Outre les livres que tu as mentionnés, tu as récemment publié un témoignage intitulé Jour Zéro: Un matin, elle décide d’arrêter de boire aux Éditions de l’Homme. Tu sembles donc être ouverte à des genres littéraires très variés! Qu’est-ce qui explique tes goûts éclectiques en termes de littérature, selon toi?
«Je ne me pose pas la question du genre avant d’écrire. Je n’aime pas trop les catégories en général. D’ailleurs, Jour Zéro a atterri dans plein de catégories différentes chez les libraires, c’était assez marrant de voir ça. Personne n’arrivait à le classer. C’est une matière et un ton qui dictent le résultat.»
«Pour Lignes de fuite, j’avais voyagé le long de la ligne de chemin de fer entre Djibouti et Addis-Abeba, et les gens que j’ai rencontrés, les paysages, m’ont donné envie de creuser l’histoire coloniale. Raconter comment le déni du passé au niveau d’une famille faisait écho au déni collectif de l’histoire coloniale en France.»
«Avec Jour Zéro, c’était plus un voyage intérieur. Le matériau, c’était moi, et cela a rendu l’écriture plus douloureuse. On a peur de blesser sa famille, ses amis. On se demande si les souvenirs racontés sont fidèles à ce qui s’est passé. J’ai suivi cette règle: si quelqu’un doit être tourné en ridicule dans ce livre, ce sera toi et personne d’autre. Et c’est un guide efficace qui permet de ne pas se prendre au sérieux.»»

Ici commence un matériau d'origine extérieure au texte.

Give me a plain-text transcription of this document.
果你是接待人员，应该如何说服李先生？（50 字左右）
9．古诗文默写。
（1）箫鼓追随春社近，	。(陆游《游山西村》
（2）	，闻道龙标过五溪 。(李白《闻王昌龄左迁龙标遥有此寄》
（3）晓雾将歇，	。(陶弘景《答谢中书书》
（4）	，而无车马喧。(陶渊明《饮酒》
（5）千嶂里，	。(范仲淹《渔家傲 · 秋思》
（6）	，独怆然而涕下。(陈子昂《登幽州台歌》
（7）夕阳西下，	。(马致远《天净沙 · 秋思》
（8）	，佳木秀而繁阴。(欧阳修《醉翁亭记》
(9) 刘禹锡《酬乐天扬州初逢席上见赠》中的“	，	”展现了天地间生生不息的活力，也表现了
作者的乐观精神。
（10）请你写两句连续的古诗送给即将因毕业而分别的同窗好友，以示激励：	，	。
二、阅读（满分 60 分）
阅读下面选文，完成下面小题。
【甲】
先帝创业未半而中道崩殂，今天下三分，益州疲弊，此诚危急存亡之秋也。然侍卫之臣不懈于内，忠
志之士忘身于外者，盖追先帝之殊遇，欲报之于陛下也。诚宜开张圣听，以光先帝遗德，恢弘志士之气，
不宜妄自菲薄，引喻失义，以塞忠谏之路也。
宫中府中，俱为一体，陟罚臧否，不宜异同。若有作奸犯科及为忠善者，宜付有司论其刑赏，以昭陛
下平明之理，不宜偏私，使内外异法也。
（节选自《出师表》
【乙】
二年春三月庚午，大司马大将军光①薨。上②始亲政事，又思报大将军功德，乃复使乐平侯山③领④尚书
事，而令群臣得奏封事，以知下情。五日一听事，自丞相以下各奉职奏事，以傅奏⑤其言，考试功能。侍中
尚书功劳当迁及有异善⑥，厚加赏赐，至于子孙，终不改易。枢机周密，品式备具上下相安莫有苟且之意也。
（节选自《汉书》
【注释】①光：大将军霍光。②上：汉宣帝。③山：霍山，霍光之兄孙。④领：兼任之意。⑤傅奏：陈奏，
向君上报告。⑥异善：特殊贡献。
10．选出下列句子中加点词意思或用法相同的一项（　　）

«Il y a forcément de la fiction dans un récit de soi. Le propre de la mémoire est de reconstruire le passé en permanence à l’aune du présent. Il y a eu un gros travail sur la construction narrative, sur le rythme, le style; et l’éditrice, Charlotte Rotman, m’a beaucoup aidée dans ce parcours. J’ai dû remanier le texte à de nombreuses reprises. Ce que je voulais à tout prix, c’était éviter le pathos et insérer de l’humour et de la distance.»
Dans cette récente parution, tu abordes la prise de conscience de ton alcoolisme et les pistes que tu as alors explorées pour essayer de t’en sortir, par exemple en t’intéressant et en ayant recours aux neurosciences. Que retiens-tu de cette expérience de vie et de tout le parcours que tu as effectué pour essayer de te déprendre de cette dépendance?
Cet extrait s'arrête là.